O 
presidente Lula assumiu o governo com a 
promessa de quebrar um tabu e dar início 
à abertura ampla e irrestrita dos 
arquivos da ditadura militar. Cinco anos 
se foram, os documentos oficiais não 
apareceram e a história continua refém 
de um passado ainda não totalmente 
conhecido.
 
Na última semana, num gesto embaraçoso para o 
Brasil, coube a outro país revelar 
mais um capítulo do que por aqui se 
tenta esconder. A Justiça da Itália 
determinou a prisão de treze brasileiros, 
entre militares e civis, acusados de 
envolvimento na morte de dois cidadãos 
italianos no começo da década de 80. 
Segundo as autoridades da Itália, 
há provas mais do que suficientes para 
demonstrar que a ditadura brasileira não 
só integrou a chamada Operação Condor 
-uma aliança entre as ditaduras da 
América do Sul montada para caçar e 
exterminar opositores desses regimes- 
como participou ativamente dela. O 
ex-presidente João Figueiredo, 
que morreu em 1999, encabeça a lista dos 
envolvidos. Além dele, há quatro 
generais que ocuparam postos importantes 
no governo militar, como o ex-ministro 
do Exército Walter Pires, o ex-chefe 
do SNI Octávio Medeiros e o 
ex-comandante do III Exército Antônio 
Bandeira -todos já falecidos. 
Completam a relação ex-agentes e 
policiais que integravam o aparato 
oficial da repressão- sete deles ainda 
vivos. 
 
É a primeira vez que militares brasileiros são 
apontados pela Justiça como responsáveis 
por homicídios cometidos durante a 
Operação Condor. "Esse episódio é 
importante para que o Brasil 
aprenda que anistia não é amnésia", diz
Cezar Britto, presidente da Ordem 
dos Advogados do Brasil. "É 
constrangedor ver outra nação fazer o 
nosso dever de casa." Para os acusados 
ainda vivos, os pedidos de extradição 
devem restar como punição somente no 
plano simbólico.

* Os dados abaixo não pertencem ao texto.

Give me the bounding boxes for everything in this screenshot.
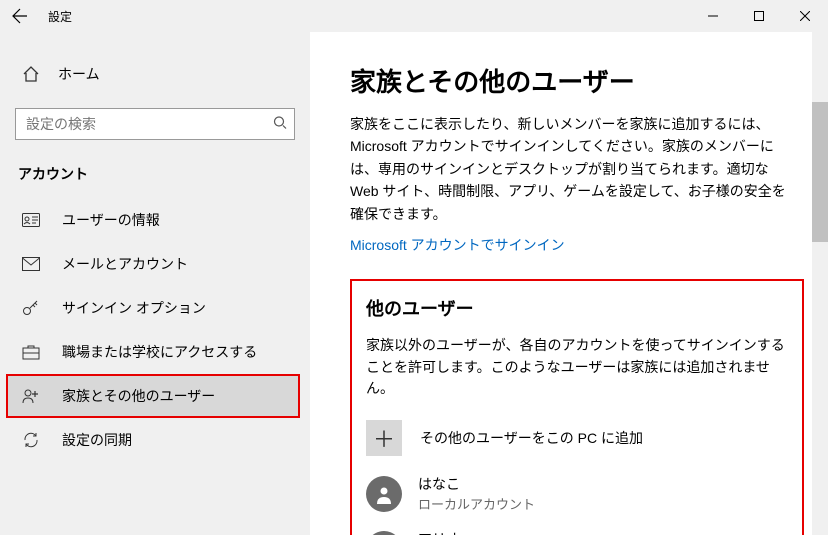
maximize-button[interactable] (736, 0, 782, 32)
sidebar: ホーム アカウント ユーザーの情報 メールとアカウント (0, 32, 310, 535)
scroll-thumb[interactable] (812, 102, 828, 242)
key-icon (22, 299, 40, 317)
page-title: 家族とその他のユーザー (350, 62, 810, 99)
nav-work-school[interactable]: 職場または学校にアクセスする (0, 330, 310, 374)
other-users-section: 他のユーザー 家族以外のユーザーが、各自のアカウントを使ってサインインすることを… (350, 279, 804, 535)
nav-your-info[interactable]: ユーザーの情報 (0, 198, 310, 242)
nav-label: 設定の同期 (62, 430, 132, 450)
briefcase-icon (22, 343, 40, 361)
user-item[interactable]: マリオ ローカルアカウント (366, 529, 788, 535)
search-icon (273, 116, 287, 133)
mail-icon (22, 255, 40, 273)
title-bar: 設定 (0, 0, 828, 32)
nav-family-other-users[interactable]: 家族とその他のユーザー (6, 374, 300, 418)
user-item[interactable]: はなこ ローカルアカウント (366, 474, 788, 513)
home-icon (22, 65, 40, 83)
minimize-button[interactable] (690, 0, 736, 32)
other-users-desc: 家族以外のユーザーが、各自のアカウントを使ってサインインすることを許可します。こ… (366, 335, 788, 400)
people-icon (22, 387, 40, 405)
add-user-row[interactable]: ＋ その他のユーザーをこの PC に追加 (366, 420, 788, 456)
minimize-icon (708, 11, 718, 21)
nav-label: メールとアカウント (62, 254, 188, 274)
close-button[interactable] (782, 0, 828, 32)
other-users-title: 他のユーザー (366, 295, 788, 321)
category-accounts: アカウント (18, 164, 310, 184)
nav-label: 家族とその他のユーザー (62, 386, 215, 406)
vertical-scrollbar[interactable] (812, 32, 828, 535)
person-card-icon (22, 211, 40, 229)
home-label: ホーム (58, 64, 100, 84)
nav-sync-settings[interactable]: 設定の同期 (0, 418, 310, 462)
nav-label: ユーザーの情報 (62, 210, 160, 230)
user-name: はなこ (418, 474, 535, 494)
nav-signin-options[interactable]: サインイン オプション (0, 286, 310, 330)
back-arrow-icon (12, 8, 28, 24)
window-title: 設定 (48, 8, 72, 25)
family-description: 家族をここに表示したり、新しいメンバーを家族に追加するには、Microsoft … (350, 113, 790, 225)
nav-label: 職場または学校にアクセスする (62, 342, 257, 362)
user-name: マリオ (418, 529, 535, 535)
ms-signin-link[interactable]: Microsoft アカウントでサインイン (350, 235, 565, 255)
sync-icon (22, 431, 40, 449)
user-type: ローカルアカウント (418, 494, 535, 513)
avatar (366, 531, 402, 535)
search-container (15, 108, 295, 140)
person-icon (374, 484, 394, 504)
nav-email-accounts[interactable]: メールとアカウント (0, 242, 310, 286)
window-controls (690, 0, 828, 32)
back-button[interactable] (0, 0, 40, 32)
plus-icon: ＋ (373, 422, 395, 454)
main-panel: 家族とその他のユーザー 家族をここに表示したり、新しいメンバーを家族に追加するに… (310, 32, 828, 535)
search-input[interactable] (15, 108, 295, 140)
add-user-button[interactable]: ＋ (366, 420, 402, 456)
add-user-label: その他のユーザーをこの PC に追加 (420, 428, 643, 448)
close-icon (800, 11, 810, 21)
maximize-icon (754, 11, 764, 21)
nav-label: サインイン オプション (62, 298, 206, 318)
home-nav[interactable]: ホーム (0, 52, 310, 96)
avatar (366, 476, 402, 512)
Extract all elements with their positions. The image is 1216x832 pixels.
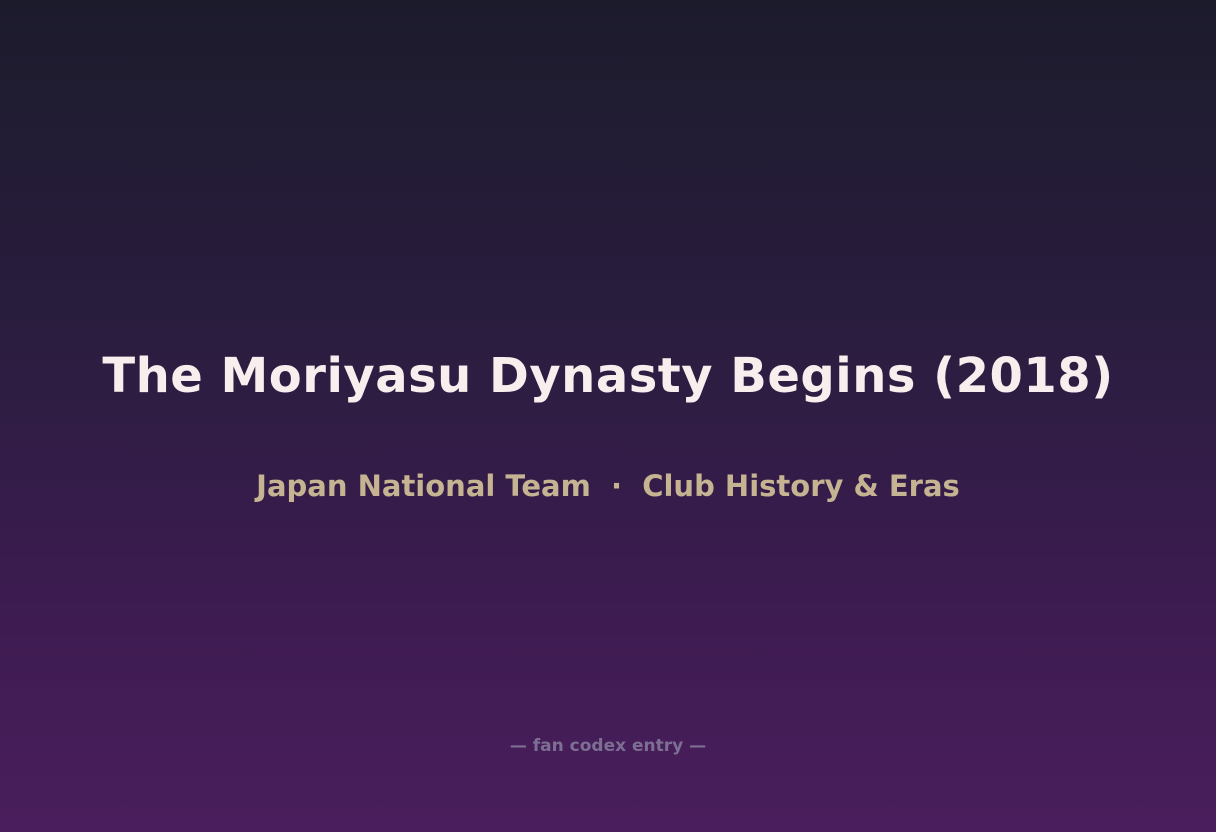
- footer-caption: — fan codex entry —: [509, 736, 707, 756]
- page-title: The Moriyasu Dynasty Begins (2018): [102, 348, 1114, 404]
- page-subtitle: Japan National Team · Club History & Era…: [256, 469, 960, 503]
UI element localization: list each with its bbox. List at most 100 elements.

A Constituição garante 
que nenhum brasileiro pode ser 
extraditado por crimes cometidos no 
país. Os treze brasileiros integram uma 
lista de 140 ordens de prisão expedidas 
pela juíza Luisanna Figliolia, do 
tribunal penal de Roma, que nos últimos 
nove anos investiga a morte de 25 
italianos, todos assassinados por 
governos militares latino-americanos. Os 
pedidos de prisão atingem, além de 
brasileiros, ex-autoridades argentinas, 
uruguaias, chilenas, bolivianas, 
peruanas e paraguaias. A ação da Justiça 
italiana não é um expediente inédito na
Europa. Em 1998, o juiz espanhol
Baltasar Garzón ganhou fama 
mundial ao determinar a prisão do ex-ditador
Augusto Pinochet, apontado como o 
responsável por assassinatos de cidadãos 
espanhóis no período em que esteve à 
frente do governo chileno. Pinochet, 
que morreu em 2006, ficou 503 dias 
detido em Londres. Em 1990, a Justiça da 
França também condenou o militar 
argentino Alfredo Astiz, 
conhecido como "Anjo Louro da Morte", 
pela morte de duas freiras francesas em 
1977. 
 
A decisão da Justiça italiana veio no 
momento em que governos da América 
Latina começam a punir os algozes 
das ditaduras do século passado. Na 
Argentina, onde a "guerra suja" 
contra os insurgentes esquerdistas matou 
30.000 
pessoas, a Suprema Corte considerou que 
a lei de anistia aos militares era 
inconstitucional. Com isso, abriu-se o 
caminho para que se instaurassem novos 
inquéritos contra os criminosos de farda 
ainda vivos. No início de dezembro, seis 
militares foram condenados pelo 
seqüestro e morte de guerrilheiros de 
uma organização esquerdista. No Chile, 
há generais presos por envolvimento com 
o extermínio de oposicionistas. No 
Uruguai, também há uma onda de 
condenações: até o ex-presidente Juan
María Bordaberry, um dos 140 
acusados no processo italiano, está 
cumprindo pena. "Essas decisões são 
pedagógicas para o Brasil. Nós 
somos o único país que ainda se recusa a 
passar a limpo esse triste legado", diz 
o advogado 
Jair Krischke, 
presidente do Movimento de Justiça e 
Direitos Humanos, que colaborou com a 
investigação italiana. A Lei da Anistia 
foi um pacto sensato que ajudou 
militares e opositores a sair de um 
paralisante estado de beligerância. Não 
deve, porém, servir como justificativa 
para varrer para debaixo do tapete os 
crimes cometidos por ambos os lados.